The most popular and well known form of volunteering in south east Asia is teaching English, and that’s the focus at Openmind Projects too, but here it is part of a mission that goes way beyond teaching in its traditional form. I got the chance to meet the core team behind Openmind Projects at their welcoming activity center in central Nong Khai.
After a delicious Thai lunch I shared the tandem bicycle with Anna, a volunteer in the IT department. We cycled along the Mekong banks where she shared her experience of day to day life at Openmind Projects. After the bicycle ride we sat together with founders Toto and Sven where they explained how it all started and how Openmind is evolving. A report of both stories.
What brought you into the field of volunteering work?
I studied Physics and when I graduated in June 2013 I was looking for an IT related project to gain experience. It’s easier to get involved in volunteering than start working in a regular job. Volunteering is a relatively common thing to do and when done abroad it allows you to learn to work in a different setting.
Why did you chose Openmind projects?
Most importantly because they are not an agency that overcharges you, instead it is a small organization that is truly involved in their projects. What I also like is that all volunteers who come will personally meet the founders Sven and Toto. It provides you with the feeling of joining the team rather than just being put to work somewhere.
What are your daily activities?
I’m mostly working on the website, mainly to make it more competitive. I have improved the search-ability and outlay of valuable articles that are available and we working on further search engine optimization. Beside the work at the IT department I have also had the chance to be involved in an in-field experience. I have been teaching during a school camp and I taught a group of students from rural areas how to build a computer. But as a volunteer you are mostly developing and expanding the organization, not running it day to day.

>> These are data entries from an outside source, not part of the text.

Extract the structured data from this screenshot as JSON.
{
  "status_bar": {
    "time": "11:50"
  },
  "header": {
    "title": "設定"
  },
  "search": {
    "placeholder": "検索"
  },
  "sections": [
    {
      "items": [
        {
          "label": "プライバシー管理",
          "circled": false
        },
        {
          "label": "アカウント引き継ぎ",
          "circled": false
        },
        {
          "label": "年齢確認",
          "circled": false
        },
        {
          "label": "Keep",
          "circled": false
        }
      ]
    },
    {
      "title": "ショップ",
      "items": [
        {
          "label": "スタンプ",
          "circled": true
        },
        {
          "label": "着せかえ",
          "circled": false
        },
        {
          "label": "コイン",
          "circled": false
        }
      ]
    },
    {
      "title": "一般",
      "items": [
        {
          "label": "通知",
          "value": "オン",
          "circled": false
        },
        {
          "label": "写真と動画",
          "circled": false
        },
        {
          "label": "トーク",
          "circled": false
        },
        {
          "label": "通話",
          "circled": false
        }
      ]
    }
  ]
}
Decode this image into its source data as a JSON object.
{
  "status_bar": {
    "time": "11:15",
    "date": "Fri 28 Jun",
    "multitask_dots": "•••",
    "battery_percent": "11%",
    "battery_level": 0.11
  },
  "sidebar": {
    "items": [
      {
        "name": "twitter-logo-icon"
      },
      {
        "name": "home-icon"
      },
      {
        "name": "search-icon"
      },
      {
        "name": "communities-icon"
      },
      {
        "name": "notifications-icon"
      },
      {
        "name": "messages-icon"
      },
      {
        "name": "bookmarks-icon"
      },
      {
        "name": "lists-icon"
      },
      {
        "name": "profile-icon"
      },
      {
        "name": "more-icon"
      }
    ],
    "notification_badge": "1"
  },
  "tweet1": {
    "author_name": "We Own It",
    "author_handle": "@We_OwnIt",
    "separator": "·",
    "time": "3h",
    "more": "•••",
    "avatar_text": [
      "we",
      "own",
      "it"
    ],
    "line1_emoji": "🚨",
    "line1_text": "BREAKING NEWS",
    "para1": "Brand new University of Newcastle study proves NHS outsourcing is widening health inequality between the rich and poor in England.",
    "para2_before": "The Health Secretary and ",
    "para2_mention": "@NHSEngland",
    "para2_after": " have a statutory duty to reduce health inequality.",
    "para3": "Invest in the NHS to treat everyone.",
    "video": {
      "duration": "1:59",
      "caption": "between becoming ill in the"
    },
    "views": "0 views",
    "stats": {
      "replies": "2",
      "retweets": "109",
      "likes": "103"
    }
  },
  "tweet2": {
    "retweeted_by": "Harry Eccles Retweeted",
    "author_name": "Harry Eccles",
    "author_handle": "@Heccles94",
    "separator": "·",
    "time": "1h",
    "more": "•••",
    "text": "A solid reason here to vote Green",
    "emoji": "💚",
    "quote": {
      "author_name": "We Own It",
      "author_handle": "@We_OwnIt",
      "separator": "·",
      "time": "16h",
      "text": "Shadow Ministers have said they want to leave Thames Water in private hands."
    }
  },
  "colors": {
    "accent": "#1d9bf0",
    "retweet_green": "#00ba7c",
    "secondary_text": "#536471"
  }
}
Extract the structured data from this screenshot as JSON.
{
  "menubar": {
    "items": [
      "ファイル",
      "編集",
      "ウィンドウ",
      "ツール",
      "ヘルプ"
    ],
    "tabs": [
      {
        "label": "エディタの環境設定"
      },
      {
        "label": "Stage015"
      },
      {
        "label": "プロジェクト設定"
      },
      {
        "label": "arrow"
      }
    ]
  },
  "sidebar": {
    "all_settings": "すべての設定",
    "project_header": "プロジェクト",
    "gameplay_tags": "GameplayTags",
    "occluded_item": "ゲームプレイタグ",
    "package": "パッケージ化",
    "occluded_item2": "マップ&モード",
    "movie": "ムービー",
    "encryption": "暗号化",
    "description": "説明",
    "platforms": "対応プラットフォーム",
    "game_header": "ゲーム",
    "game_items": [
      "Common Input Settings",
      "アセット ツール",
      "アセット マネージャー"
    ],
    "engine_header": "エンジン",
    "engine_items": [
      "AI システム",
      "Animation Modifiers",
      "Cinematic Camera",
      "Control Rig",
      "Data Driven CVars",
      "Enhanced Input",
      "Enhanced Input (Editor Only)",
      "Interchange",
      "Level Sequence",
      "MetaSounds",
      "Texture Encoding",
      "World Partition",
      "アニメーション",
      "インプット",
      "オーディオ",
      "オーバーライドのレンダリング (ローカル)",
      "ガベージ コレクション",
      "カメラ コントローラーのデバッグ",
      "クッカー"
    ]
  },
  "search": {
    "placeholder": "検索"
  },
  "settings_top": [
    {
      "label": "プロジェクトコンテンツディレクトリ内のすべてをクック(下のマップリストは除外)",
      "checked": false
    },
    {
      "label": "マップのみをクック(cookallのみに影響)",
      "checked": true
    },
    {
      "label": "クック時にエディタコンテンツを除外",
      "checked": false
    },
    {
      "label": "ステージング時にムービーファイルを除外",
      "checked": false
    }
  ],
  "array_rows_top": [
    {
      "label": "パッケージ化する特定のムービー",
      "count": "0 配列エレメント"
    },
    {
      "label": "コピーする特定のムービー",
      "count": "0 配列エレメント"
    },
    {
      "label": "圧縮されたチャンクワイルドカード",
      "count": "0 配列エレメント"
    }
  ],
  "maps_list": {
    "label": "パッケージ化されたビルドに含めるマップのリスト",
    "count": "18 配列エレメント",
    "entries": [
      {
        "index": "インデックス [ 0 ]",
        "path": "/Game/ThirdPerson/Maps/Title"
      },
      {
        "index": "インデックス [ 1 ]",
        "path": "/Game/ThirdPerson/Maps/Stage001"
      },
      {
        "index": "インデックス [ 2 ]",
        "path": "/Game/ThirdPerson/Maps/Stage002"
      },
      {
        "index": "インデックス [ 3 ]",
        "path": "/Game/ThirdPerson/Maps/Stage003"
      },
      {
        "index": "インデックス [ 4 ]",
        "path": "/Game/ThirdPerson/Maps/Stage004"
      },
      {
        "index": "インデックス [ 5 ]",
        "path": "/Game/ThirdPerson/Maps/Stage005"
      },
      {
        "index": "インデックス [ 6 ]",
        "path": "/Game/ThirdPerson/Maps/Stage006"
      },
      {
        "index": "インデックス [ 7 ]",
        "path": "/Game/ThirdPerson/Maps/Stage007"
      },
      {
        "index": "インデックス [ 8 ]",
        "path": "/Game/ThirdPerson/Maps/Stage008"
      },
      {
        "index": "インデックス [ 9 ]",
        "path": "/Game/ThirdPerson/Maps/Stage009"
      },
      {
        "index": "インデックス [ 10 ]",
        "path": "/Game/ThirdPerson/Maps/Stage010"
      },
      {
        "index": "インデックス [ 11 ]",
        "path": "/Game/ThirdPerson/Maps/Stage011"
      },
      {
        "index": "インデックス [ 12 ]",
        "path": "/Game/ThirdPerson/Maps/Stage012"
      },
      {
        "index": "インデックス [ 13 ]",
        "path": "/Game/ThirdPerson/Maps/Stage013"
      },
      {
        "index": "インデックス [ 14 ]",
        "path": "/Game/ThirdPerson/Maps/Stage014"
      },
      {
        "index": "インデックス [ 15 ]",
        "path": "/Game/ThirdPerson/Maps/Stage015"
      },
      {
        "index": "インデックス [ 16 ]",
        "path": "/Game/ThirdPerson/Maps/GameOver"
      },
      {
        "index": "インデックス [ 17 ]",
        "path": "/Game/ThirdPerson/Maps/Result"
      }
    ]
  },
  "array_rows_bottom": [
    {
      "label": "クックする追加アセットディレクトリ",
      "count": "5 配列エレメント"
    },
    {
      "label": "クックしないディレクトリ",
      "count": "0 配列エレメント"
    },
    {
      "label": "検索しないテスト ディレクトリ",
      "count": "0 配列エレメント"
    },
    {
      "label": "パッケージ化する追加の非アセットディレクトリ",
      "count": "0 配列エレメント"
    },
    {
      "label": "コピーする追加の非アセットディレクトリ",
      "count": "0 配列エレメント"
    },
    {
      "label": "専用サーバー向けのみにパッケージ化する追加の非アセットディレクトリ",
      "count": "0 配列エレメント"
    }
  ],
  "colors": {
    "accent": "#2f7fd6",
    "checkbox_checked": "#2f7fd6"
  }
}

Does your work allow you to experience local life?
Yes, besides working with them I am also staying at the training center where Thai people live as well. They are all very friendly and place a high value on farang (foreigners) so they are very keen to be friends with you which makes it really easy to hang around with them.
What is the most challenging about your work?
In my opinion that is Thai culture effecting the working environment. Being very used to deadlines, Thais are very relaxed and for instance go for coffee halfway through the day for no reason that’s immediately clear! Adapting to that and learning to work with people in a totally different culture is challenging yet rewarding.
What are the most important things you’ve learnt regarding Thai working culture?
The first thing is time keeping. In England if you make an appointment to see someone at 10, you will see them at 10 or cancel. Here they say yes but they mean maybe, just to not bring you down or disappoint you. Second is their tolerance. They will never say they are upset or angry with you but rather smile and accept what you ask for so you never really know if you are asking too much of them. It takes some time to work out what is reasonable to ask for without taking advantage of them being so nice.
And the biggest thing you’ve learnt about yourself?
I have never been the most tolerant person around. I’m not very good at coping with people who I feel aren’t as good as they should be or don’t think exactly like me. Here I’ve learned how to deal with that situation, especially because Thai people are so tolerant themselves.
What do you do after work and at the weekends?
I planned a lot of sightseeing and Nong Khai is a surprisingly convenient base. I have been to Laos a couple of times, visited small villages and the good thing about working with local people is that I can join some of their trips into the country.
How did it all start?
For a long time I have been involved in management consulting and training. The first project here in the region was actually a showcase to prove the concept of IT learning with local kids. The first project location was an orphanage outside Nong Khai, second an orphanage for girls in Udon Thani and the third was the school near Toto’s place. Toto started to work with us from this early stage.
Was it crucial to have Toto as a founding partner?
Absolutely. Local knowledge is the key to success. We moved computers to the school in Toto’s village and taught the kids how to use the computer. The school was really proud to be part of our project and school after school came to us to ask for a volunteer. It was a challenge to find the right volunteer for each place.
The start of Openmind projects?
First we created the website www.itinisan.org to demonstrate what and how kids can learn with the help of computers. When the demand for volunteers grew and there was a need for cross counter solutions, Toto started to develop the first version of the Openmind projects website. It was a test of the concept which finally led to the establishment of Openmind projects in 2002.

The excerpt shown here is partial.